Evangelikaler Fundamentalismus vs. vielfältige Demokratie

Mit dem hier vorgestellten Artikel setzt Weiterdenken eine Debatte fort, die wir 2012 mit Oda Lambrecht und Christian Baars begonnen haben. Die Autor_innen stellten ihr Buch „Mission Gottesreich -Fundamentalistische Christen in Deutschland“ in Dresden und Schwarzenberg vor. Obwohl Sachsen kaum eine Rolle im Buch spielte, schienen die Veranstaltungen einen wunden Punkt getroffen zu habe. Die folgenden Diskussionen zum Thema waren intensiv und sehr kontrovers und haben uns veranlasst, den aufgeworfenen kritischen Fragen unter einem sächsischen Fokus weiter nachzugehen. Denn hier gibt es starke evangelikale Bewegungen, deren Weltsicht aber vor allem deren Versuche der politischen Einflussnahme mit den Werten einer emanzipatorischen Demokratie kollidieren. Die Journalistin Jennifer Stange erhielt daher von uns den Rechercheauftrag, sich eingehender mit den lokalen evangelikalen Strömungen und ihrer gesellschaftspolitischen Einflussnahme auseinanderzusetzen. Die Ergebnisse ihrer Recherche sind besorgniserregend: regelmäßig werden aus diesem Spektrum homophobe und islamophobe Positionen laut, werden Feminismus und Gender-Mainstreaming bekämpft, repressive, patriarchale Gesellschaftsentwürfe als alternativlos befördert und der Schulterschluss mit so mancher rechtsradikaler Position ist erschreckend augenfällig. Wenn fundamentalistische Gesellschaftskritik dann noch auf lokale- und landespolitische Andockungspunkte statt auf klare Abgrenzung trifft, greift dies die Werte einer demokratischen, pluralistischen und aufgeklärten Zivilgesellschaft an. Deren Verteidigung und Bestärkung sind wir als politische Stiftung verpflichtet, unser Augenmerk liegt daher vor allem auf der Beförderung des entsprechenden kritischen Diskurses.

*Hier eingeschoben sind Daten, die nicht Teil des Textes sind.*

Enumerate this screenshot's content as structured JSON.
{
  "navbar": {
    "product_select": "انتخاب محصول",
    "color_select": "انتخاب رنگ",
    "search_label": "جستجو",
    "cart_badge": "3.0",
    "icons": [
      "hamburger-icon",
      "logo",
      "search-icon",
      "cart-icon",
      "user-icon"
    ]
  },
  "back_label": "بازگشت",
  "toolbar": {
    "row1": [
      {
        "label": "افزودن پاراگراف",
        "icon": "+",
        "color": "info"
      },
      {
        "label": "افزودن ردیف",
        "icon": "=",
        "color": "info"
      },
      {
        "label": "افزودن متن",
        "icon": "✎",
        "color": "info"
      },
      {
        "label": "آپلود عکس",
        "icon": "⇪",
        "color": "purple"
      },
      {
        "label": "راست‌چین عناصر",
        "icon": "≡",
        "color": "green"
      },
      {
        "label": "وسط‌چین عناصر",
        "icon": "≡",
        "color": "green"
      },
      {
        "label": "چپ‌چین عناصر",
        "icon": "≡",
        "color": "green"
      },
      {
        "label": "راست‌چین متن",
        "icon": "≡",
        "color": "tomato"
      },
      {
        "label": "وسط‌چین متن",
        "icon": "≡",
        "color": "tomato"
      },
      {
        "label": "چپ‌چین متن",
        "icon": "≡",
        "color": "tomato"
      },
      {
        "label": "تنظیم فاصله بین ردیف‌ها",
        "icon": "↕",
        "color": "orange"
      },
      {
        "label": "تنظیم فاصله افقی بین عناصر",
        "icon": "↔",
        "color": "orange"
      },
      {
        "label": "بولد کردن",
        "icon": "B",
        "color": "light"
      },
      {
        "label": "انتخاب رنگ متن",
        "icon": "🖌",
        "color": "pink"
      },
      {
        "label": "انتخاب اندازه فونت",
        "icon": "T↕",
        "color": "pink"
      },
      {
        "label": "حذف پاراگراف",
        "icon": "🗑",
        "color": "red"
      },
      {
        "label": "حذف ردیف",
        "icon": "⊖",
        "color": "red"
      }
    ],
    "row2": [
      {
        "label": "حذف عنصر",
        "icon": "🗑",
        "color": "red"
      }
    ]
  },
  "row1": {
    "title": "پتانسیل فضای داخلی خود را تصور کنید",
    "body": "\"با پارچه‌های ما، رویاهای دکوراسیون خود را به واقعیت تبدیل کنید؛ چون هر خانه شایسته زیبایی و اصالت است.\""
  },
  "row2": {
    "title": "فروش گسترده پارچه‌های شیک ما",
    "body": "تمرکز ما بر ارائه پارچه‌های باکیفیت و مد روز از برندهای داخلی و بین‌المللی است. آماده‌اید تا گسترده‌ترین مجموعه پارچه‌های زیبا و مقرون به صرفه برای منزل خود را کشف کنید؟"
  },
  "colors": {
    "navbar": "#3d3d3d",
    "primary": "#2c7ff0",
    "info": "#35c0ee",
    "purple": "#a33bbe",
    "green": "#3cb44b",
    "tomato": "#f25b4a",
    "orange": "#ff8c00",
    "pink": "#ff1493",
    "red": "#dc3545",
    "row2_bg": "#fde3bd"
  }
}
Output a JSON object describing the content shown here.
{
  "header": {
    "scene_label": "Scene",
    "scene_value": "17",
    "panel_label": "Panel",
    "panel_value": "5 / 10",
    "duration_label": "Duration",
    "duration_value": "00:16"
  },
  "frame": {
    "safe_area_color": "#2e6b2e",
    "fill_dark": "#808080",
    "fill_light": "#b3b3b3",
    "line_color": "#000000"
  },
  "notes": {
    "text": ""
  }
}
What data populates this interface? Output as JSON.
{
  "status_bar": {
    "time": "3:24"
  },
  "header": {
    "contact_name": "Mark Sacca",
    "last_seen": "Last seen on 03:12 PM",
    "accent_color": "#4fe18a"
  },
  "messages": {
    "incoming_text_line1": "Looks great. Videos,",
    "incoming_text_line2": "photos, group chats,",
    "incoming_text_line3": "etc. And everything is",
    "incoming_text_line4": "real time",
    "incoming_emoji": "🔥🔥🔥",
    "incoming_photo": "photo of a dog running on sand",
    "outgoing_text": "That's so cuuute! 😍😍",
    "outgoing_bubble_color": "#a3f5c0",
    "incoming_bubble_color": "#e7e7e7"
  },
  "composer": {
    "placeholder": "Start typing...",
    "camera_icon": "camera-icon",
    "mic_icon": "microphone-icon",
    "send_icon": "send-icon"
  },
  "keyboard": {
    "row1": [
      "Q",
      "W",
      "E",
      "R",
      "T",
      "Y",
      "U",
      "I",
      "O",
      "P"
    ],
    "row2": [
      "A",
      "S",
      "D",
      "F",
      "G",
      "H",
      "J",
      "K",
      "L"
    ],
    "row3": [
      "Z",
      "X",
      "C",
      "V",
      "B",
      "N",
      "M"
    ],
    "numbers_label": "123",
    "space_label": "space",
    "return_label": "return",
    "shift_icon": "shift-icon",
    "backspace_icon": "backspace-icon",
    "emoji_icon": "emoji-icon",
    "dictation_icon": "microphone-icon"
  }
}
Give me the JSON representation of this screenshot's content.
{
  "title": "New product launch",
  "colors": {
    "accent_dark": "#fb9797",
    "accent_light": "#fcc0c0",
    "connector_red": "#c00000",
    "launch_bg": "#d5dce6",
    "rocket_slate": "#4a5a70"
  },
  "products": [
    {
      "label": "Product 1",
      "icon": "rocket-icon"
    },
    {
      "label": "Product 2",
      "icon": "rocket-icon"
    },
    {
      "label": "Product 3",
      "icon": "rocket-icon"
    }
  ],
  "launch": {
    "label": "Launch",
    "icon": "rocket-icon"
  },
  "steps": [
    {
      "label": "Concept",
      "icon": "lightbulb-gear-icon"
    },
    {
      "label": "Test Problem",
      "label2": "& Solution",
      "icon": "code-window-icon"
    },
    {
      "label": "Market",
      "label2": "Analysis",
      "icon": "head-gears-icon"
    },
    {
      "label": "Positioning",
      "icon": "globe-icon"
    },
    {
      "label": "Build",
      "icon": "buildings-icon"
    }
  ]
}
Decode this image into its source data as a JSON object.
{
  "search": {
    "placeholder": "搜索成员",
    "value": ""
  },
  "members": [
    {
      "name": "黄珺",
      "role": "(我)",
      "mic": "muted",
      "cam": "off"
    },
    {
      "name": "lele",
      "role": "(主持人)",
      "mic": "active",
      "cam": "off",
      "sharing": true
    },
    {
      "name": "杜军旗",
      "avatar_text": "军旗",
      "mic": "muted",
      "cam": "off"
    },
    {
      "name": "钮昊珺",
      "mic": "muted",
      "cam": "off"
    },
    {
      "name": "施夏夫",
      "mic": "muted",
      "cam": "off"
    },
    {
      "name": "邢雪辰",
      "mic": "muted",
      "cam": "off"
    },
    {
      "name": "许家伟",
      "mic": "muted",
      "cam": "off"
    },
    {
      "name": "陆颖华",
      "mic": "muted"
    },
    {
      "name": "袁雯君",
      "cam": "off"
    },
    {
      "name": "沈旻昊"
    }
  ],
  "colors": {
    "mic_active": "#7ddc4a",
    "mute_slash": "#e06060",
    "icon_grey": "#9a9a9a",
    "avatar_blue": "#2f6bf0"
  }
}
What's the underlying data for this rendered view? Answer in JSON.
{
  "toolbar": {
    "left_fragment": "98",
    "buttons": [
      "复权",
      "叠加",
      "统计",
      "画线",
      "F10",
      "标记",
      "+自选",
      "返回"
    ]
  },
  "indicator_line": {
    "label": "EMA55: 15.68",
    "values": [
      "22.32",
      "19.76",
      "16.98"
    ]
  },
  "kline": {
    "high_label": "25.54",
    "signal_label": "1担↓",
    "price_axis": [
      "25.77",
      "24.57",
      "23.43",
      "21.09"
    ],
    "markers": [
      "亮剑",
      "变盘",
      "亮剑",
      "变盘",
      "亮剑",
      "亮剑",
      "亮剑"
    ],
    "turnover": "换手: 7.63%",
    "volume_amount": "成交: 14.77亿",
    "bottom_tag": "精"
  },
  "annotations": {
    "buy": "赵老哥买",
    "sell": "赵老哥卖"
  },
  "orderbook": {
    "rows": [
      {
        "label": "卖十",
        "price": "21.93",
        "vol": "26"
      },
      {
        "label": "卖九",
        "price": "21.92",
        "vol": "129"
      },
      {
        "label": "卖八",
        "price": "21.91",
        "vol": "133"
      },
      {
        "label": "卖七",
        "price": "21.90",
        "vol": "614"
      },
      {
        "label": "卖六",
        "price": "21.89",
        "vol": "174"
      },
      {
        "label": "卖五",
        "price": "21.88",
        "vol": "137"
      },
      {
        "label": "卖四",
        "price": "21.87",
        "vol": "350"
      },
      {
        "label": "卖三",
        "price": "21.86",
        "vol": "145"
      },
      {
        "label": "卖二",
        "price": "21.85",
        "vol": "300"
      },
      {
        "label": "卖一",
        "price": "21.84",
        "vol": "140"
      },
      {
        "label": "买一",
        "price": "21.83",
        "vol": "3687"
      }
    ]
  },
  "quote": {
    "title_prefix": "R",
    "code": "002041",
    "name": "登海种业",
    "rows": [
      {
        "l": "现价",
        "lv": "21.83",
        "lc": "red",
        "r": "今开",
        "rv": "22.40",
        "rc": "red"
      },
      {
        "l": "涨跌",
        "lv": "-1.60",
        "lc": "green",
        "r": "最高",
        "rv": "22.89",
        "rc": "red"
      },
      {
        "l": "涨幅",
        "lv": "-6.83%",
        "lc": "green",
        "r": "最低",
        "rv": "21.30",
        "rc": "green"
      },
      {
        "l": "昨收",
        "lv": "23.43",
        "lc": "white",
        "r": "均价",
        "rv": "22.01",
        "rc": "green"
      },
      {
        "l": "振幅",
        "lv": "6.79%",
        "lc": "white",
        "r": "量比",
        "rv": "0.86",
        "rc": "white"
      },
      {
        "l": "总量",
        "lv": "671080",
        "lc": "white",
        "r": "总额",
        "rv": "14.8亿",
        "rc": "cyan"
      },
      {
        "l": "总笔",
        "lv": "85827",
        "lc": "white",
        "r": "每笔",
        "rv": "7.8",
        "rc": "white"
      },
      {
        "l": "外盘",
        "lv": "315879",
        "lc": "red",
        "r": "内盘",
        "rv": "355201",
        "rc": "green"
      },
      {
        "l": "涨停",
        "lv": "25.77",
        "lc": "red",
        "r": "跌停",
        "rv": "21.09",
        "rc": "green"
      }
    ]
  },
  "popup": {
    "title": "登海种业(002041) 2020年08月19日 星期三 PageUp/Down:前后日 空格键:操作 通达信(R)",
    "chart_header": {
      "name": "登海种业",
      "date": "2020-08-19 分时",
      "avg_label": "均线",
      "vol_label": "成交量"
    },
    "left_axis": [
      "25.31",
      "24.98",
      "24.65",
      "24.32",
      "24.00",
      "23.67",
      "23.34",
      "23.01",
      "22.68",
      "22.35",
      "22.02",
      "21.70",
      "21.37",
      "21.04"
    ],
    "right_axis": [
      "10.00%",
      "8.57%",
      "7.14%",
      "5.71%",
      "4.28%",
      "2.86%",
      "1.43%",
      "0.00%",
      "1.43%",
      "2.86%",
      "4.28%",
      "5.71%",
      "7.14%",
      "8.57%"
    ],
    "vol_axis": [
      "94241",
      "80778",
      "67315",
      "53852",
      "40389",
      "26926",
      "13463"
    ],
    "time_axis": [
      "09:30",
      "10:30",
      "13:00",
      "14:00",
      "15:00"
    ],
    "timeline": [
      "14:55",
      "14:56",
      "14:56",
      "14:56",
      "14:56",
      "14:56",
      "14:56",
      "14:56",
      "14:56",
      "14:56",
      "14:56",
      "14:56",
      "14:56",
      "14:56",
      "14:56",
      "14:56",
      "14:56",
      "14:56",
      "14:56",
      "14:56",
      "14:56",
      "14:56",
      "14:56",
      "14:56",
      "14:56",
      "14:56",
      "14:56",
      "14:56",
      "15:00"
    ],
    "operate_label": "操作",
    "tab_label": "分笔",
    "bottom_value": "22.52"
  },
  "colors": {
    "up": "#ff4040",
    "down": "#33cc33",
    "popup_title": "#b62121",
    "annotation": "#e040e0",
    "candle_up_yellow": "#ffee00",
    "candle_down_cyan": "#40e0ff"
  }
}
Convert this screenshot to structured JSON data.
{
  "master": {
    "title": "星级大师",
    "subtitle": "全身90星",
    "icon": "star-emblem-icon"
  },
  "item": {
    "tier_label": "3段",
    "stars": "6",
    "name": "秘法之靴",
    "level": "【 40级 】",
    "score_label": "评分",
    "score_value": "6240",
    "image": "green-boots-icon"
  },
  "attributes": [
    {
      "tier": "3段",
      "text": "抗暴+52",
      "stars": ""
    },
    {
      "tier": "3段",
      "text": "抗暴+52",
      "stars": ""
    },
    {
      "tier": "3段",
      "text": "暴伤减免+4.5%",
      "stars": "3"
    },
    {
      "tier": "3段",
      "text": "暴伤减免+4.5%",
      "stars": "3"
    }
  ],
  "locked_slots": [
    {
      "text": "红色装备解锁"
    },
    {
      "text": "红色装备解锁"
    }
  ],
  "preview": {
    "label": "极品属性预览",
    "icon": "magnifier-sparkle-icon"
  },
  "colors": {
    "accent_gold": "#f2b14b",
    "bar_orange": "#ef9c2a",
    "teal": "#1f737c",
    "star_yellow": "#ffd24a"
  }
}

So liefert der folgende Artikel einen ersten Überblick über die evangelikale Szene und ihrer gesellschaftspolitischen Positionen in Sachsen und verdeutlicht klar den hier entstandenen antidemokratischen und manipulativen Aktivismus. Die tragenden fundamentalistischen Akteur_innen finden immer wieder Fürsprecher_innen auch aus dem politisch konservativen Spektrum, eine klare Abgrenzung ist kaum erkennbar. Auch die Evangelische Landeskirche sind Teil des demokratischen politischen Feldes und müssen gegenläufigen Strömungen unter ihrem Dach entgegenwirken und klare Abregrenzungen zu den im folgenden dargestellten Positionen bieten.

Uns geht es ausdrücklich nicht um die Bewertung kompletter Gemeinden oder einer Bewegung in Gänze, auch setzen wir die Evangelische Landeskirche und auch nicht alle freikirchlichen Gruppierungen mit dem beschriebenen Akteur_innen und ihren Unterstützer_innen gleich. Dennoch bietet der Essay einen kritischen Blick in ein nicht wenig einflussreiches Spektrum hier in Sachsen, der expliziten demokratischen Widerspruch unabdingbar macht.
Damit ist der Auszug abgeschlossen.